For 2024, my resolutions are pretty simple, and mostly a recap of 2023’s, which I largely failed at:

* More exercise, less junk eating. Goal weight is again <210.
* Make something start to finish. This will likely be a VR ARPG (think Diablo-lite) that takes place around the player. Not a first-person game, but more of a Moss-like “diorama” experience. I’ve been less and less interested in 1st person VR, TBH.
* Do a revision of the resume book and actually try to sell it. This will be a more or less complete rewrite but with a solid example and a kind of work-flow that the reader can follow along with. Same basic ideas & content, but largely different structure.
* Be helpful in a way that I find enjoyable. I’ve found I’m not a huge fan of 1:1 mentoring for individuals. Doesn’t feel impactful enough. But through Christy, we had some chances this year to talk to groups of entrepreneurs about our experience, and both of those events were really satisfying. I also had a chance to connect with some early entrepreneurs, and some of that has been genuinely rewarding as well. So, more of that, and less 1:1 stuff. Try to submit to some speaking engagements re: team culture & product dev stuff.

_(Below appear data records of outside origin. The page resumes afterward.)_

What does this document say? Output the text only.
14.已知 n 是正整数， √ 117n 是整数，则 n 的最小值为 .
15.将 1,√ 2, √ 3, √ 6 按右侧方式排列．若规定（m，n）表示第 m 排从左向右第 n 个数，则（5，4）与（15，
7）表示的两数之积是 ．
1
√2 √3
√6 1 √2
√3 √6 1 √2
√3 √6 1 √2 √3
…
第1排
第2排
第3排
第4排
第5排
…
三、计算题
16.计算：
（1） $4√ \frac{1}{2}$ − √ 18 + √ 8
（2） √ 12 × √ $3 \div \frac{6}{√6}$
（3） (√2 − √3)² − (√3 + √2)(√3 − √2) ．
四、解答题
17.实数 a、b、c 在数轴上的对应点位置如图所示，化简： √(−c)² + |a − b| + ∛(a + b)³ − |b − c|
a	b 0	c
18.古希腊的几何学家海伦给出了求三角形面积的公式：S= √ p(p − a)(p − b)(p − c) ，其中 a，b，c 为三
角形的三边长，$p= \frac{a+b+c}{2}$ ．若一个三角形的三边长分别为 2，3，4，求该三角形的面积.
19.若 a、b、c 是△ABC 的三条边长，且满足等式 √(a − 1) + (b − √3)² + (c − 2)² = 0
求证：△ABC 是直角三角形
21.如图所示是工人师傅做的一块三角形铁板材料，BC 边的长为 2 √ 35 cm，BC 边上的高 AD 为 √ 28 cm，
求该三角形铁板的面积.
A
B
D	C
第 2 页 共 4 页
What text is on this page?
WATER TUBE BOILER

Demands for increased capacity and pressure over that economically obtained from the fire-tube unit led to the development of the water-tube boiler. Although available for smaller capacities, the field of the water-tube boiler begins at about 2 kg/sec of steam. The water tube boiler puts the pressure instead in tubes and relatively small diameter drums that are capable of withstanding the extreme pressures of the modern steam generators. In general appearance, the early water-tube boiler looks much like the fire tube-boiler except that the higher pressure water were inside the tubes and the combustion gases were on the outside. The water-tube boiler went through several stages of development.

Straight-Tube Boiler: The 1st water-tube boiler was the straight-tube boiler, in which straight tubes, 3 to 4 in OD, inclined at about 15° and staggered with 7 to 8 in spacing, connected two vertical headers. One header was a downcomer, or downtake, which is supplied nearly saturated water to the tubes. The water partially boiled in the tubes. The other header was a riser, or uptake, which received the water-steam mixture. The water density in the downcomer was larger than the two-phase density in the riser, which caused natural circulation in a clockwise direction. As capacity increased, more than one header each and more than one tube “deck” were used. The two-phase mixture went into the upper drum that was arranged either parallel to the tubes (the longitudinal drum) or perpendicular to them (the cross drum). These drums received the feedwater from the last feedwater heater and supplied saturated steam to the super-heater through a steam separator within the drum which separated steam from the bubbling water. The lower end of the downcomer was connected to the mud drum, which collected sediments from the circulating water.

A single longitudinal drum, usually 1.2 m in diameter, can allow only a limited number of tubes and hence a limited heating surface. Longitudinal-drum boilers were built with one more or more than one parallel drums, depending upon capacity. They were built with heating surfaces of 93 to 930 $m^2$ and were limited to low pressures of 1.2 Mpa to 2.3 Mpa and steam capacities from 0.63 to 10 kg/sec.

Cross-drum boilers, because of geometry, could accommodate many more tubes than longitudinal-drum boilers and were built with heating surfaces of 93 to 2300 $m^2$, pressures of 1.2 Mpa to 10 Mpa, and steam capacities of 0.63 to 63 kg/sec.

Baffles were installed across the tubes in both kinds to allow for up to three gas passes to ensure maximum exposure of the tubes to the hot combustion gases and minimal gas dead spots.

So yeah. 2024. More conscious engagement, less “do the default”. More exercise, more winging, more focused projects. But I don’t expect it to be *radically* different – just challenging some things I “feel into” in 2023, that ended up being habits I don’t want to continue.

Touch-Ups

Had the front of the house repainted. They’re almost done – front door & crawlspace doors and one window in the back that needed some help left to go. Basically got the front and the right side of the house redone, back and left left as-is.

A handful of years ago, we had a neighbor repaint the front trim, but the paint he used was really not durable, and he did a pretty sloppy job. I’ve always been a little annoyed with it, even though the sentiment behind giving our friend & neighbor some work before he moved away – I don’t regret that at all.

But so last winter, we had a little water leak during the absolute worst storm we’ve had in ages. So there’s some stuff in the front that needed touching up – stucco was cracking, and a lot of wood was exposed to the point where there was significant dryrot in the stair “caps” – the wooden bits where you might put your hands.

So all that got fixed and then painted. We hired a “name-brand” company to do it, and indeed it was about 3x the cost of the neighbor doing it, but the quality is WAY better.

Because we were only doing two sides, changing color was a no-go, or we’d have to have repainted the eaves all the way around the house.  So it’s weird to have spent $$$$, and have it sort of feel like a no-op, but it’s also kind of like it went backwards in time by a decade, so that’s alright. :smile:

Funny thing is, a few weeks ago, we also spent a bunch of money to get one of our cars essentially mostly re-painted. Turns out BMW’s clearcoat just breaks apart after a while, and the car was looking really bad – broken clearcoat all over the hood, trunk, roof, and then little holes all over the doors and fenders. So we took that in, had everything essentially totally repainted. And then last week, one of the few little bits that *wasn’t* resprayed just broke. So I have to get that fixed eventually. But for the most part, the car is good again – got new paint, and then went in for service so it’s good inside and out. And the other car got new tires.

So it’s basically like we just spent enough to have bought a bunch of new stuff, but instead spent it maintaining old stuff. Which I feel alright about. Keeping the house and cars in good, safe, working order so that they’ll last us as long as possible is more cost-effective and environmentally-conscious in the long run.